Chobham Armour - Structure

Structure

Ceramic tiles have a "multiple hit capability" problem in that they cannot sustain successive impacts without quickly losing much of their protective value. To minimise the effects of this the tiles are made as small as possible, but the matrix elements have a minimal practical thickness of about one inch (25 mm), and the ratio of coverage provided by tiles would become unfavourable, placing a practical limit at a diameter of about four inches (ten centimetres). The small hexagonal or square ceramic tiles are encased within the matrix either by isostatically pressing them into the heated matrix, or by gluing them with an epoxy resin. Since the early nineties it has been known that holding the tiles under constant compression by their matrix greatly improves their resistance to kinetic penetrators, which is difficult to achieve when using glues.

The matrix has to be backed by a plate, both to reinforce the ceramic tiles from behind and to prevent deformation of the metal matrix by a kinetic impact. Typically the backing plate has half of the mass of the composite matrix. The assemblage is again attached to elastic layers. These absorb impacts somewhat, but their main function is to prolong the service life of the composite matrix by protecting it against vibrations. Several assemblages can be stacked, depending on the available space; this way the armour can be made of a modular nature, adaptable to the tactical situation. The thickness of a typical assemblage is today about five to six centimetres. Earlier assemblages, so-called DOP (Depth Of Penetration) -matrices, were thicker. The relative interface defeat component of the protective value of a ceramic is much larger than for steel armour. Using a number of thinner matrices again enlarges that component for the entire armour package, an effect analogous to the use of alternate layers of high hardness and softer steel, which is typical for the glacis of modern Soviet tanks.

Ceramic tiles draw little or no advantage from sloped armour as they lack sufficient toughness to significantly deflect heavy penetrators. Indeed, because a single glancing shot could crack many tiles, the placement of the matrix is chosen so as to optimise the chance of a perpendicular hit, a reversal of the previous desired design feature for conventional armour. Ceramic armour normally even offers better protection for a given areal density when placed perpendicularly than when placed obliquely, because the cracking propagates along the surface normal of the plate. Instead of rounded forms, the turrets of tanks using Chobham armour typically have a slab-sided appearance.

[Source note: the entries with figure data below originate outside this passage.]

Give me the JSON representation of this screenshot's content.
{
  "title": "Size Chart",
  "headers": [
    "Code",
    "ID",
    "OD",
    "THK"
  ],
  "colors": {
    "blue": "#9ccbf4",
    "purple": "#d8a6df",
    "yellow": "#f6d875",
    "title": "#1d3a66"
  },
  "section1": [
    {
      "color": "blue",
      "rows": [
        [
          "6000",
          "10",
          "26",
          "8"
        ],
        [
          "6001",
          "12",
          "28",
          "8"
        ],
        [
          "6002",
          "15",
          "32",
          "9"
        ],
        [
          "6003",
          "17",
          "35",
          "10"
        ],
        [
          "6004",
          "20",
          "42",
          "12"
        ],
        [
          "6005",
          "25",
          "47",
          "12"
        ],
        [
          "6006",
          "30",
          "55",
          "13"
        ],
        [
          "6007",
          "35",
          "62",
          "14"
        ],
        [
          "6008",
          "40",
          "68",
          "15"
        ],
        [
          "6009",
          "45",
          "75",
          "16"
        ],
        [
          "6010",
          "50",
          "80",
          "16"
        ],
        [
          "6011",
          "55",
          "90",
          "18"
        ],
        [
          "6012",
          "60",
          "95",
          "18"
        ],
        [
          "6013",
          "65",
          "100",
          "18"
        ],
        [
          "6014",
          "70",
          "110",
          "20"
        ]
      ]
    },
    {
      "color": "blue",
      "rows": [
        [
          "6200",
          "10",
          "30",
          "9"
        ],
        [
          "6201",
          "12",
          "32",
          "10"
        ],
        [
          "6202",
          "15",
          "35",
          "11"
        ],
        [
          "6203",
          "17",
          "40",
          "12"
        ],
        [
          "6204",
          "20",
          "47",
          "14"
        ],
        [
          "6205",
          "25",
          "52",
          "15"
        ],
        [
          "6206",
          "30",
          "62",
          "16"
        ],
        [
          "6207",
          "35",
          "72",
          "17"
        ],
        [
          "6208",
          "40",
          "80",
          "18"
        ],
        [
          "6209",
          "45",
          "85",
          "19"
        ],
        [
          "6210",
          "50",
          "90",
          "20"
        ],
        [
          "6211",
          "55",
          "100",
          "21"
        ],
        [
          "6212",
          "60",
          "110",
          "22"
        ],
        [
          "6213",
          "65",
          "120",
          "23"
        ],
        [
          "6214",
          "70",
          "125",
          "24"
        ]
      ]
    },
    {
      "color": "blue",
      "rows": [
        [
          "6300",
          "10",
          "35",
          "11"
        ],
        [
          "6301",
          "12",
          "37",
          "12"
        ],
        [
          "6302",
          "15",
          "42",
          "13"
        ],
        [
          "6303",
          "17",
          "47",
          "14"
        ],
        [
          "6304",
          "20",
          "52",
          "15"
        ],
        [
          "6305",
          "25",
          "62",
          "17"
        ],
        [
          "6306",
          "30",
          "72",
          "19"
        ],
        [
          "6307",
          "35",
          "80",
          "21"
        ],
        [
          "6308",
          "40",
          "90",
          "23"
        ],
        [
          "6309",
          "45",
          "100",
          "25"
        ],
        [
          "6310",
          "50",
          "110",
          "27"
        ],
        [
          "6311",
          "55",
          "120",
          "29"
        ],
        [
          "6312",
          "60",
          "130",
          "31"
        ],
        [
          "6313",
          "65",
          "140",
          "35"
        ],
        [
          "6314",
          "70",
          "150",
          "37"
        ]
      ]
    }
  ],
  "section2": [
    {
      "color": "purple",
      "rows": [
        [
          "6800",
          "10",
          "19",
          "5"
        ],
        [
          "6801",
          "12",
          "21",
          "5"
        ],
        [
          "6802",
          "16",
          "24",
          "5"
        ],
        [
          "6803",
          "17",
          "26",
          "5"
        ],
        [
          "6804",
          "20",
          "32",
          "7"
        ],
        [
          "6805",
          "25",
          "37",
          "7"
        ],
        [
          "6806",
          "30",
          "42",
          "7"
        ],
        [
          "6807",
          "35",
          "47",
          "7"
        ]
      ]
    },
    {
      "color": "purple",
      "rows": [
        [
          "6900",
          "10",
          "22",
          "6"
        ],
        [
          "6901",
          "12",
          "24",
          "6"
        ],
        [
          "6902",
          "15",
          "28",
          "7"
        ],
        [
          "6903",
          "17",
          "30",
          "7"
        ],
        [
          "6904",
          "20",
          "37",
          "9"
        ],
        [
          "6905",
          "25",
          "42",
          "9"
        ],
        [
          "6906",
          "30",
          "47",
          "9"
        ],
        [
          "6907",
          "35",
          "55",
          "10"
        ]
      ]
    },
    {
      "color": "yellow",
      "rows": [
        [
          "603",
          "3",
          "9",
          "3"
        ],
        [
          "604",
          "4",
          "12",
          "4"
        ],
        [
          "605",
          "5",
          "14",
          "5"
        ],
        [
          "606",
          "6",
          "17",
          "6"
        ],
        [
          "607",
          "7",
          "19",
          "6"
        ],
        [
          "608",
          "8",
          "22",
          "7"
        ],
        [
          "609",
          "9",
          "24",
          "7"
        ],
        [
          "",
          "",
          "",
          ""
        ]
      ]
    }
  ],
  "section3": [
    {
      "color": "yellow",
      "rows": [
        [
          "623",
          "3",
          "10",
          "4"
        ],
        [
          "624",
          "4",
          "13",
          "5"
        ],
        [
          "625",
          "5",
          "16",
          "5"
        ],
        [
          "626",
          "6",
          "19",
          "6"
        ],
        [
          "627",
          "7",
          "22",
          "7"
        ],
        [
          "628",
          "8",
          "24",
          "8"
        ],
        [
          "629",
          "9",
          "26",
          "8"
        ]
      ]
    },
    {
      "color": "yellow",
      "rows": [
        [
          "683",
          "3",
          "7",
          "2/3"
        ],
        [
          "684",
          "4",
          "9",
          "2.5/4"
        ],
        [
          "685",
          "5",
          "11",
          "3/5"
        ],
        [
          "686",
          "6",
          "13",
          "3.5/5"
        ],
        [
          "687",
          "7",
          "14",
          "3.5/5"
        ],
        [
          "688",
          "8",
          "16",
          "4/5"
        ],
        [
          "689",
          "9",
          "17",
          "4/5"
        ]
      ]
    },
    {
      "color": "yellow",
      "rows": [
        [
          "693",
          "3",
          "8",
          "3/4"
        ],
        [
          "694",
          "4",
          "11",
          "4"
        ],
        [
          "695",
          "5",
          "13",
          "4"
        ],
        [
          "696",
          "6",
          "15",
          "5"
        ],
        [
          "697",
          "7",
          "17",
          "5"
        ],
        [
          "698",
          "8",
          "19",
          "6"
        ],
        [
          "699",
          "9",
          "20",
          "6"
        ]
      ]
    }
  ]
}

The backing plate reflects the impact energy back to the ceramic tile in a wider cone. This dissipates the energy, limiting the cracking of the ceramic, but also means a more extended area is damaged. Spalling caused by the reflected energy can be partially prevented by a malleable thin graphite layer on the face of the ceramic absorbing the energy without making it strongly rebound again as a metal face plate would.

Tiles under compression suffer far less from impacts; in their case it can be advantageous to have a metal face plate bringing the tile also under perpendicular compression. The confined ceramic tile then reinforces the metal face plate, a reversal of the normal situation.

A gradual technological development has taken place in ceramic armour: ceramic tiles, in themselves vulnerable to low energy impacts, were first reinforced by glueing them to a backplate; in the nineties their resistance was increased by bringing them under compression on two axes; in the final phase a third compression axis was added to optimise impact resistance. To confine the ceramic core several advanced techniques are used, supplementing the traditional machining and welding, including sintering the suspension material around the core; squeeze casting of molten metal around the core and spraying the molten metal onto the ceramic tile.

The whole is placed within the shell formed by the outer and inner wall of the tank turret or hull, the inner wall being the thicker.